Hugh shook his head ruefully. “Quite a task for our new archbishop, from what you've told me.” Walter Reynolds, the second Edward's faithless friend, had died the previous November, just two months after the old king, and had been replaced by Simon de Mepham, an Oxfordian with no political experience who probably wished by now he had stayed at the university. He had been consecrated only a few months before.

“Lancaster won't even come to Parliament.”

“Where is the king in all this?”

“Being led around on his leash by the queen and my husband,” said Lady Mortimer. “It seemed that he was going to break free for a while, with his refusal to go to the wedding, but he got right back on it again, good as gold. They have convinced him that Lancaster means him harm, and Lancaster hasn't helped matters with those troops of his. God knows where it will all end.” She shook her head and placidly resumed her search through the hampers. “Ah, some combs, which reminds me, Hugh, I must send the barber to you. Your mother would cry if she saw that raggedy beard of yours.”

In December, after a brief stay in London intended partly to mollify its citizens and partly to intimidate them, the court lumbered into Gloucester. There the queen studiously avoided visiting her husband's grave, while the Earl of March raised troops to fight Lancaster, who had brought the Earls of Kent and Norfolk to his side. The king, who truly did worry that the Earl of Lancaster might be taking after his bellicose brother, dutifully signed the orders that his mother and Mortimer had the royal clerks prepare.

He frowned, however, at one parchment that contained a familiar name and that was in no way related to the Earl of Lancaster's business. “Hugh le Despenser, my cousin. He is being transferred to Bristol?”

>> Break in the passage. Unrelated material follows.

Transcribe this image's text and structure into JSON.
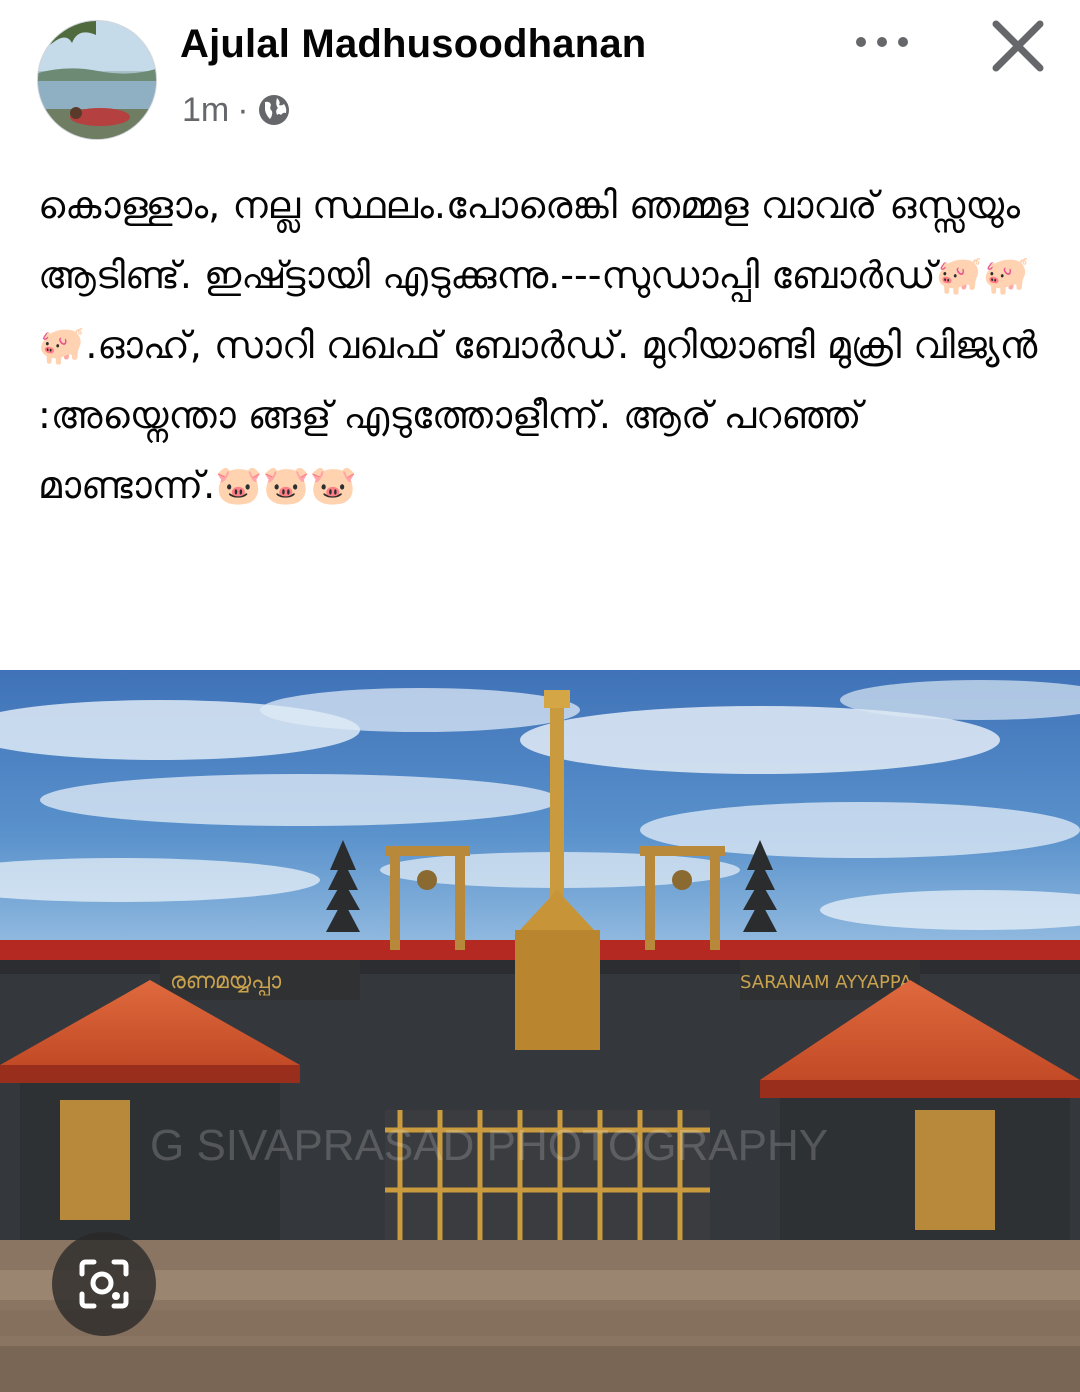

“Yes, your grace,” said Mortimer, who in those days was still most polite to his king. “My lady finds the custody of him at Ludlow Castle burdensome, and he has been presuming on her good nature to be allowed privileges he should not have. Bristol Castle will be better for him.”

“With Thomas Gurney for his keeper.” Edward frowned, trying to remember how the name was familiar to him. One of many knights who had passed through his court, he decided, and signed the order, unaware that he had just placed his kinsman into the hands of one of his father's killers.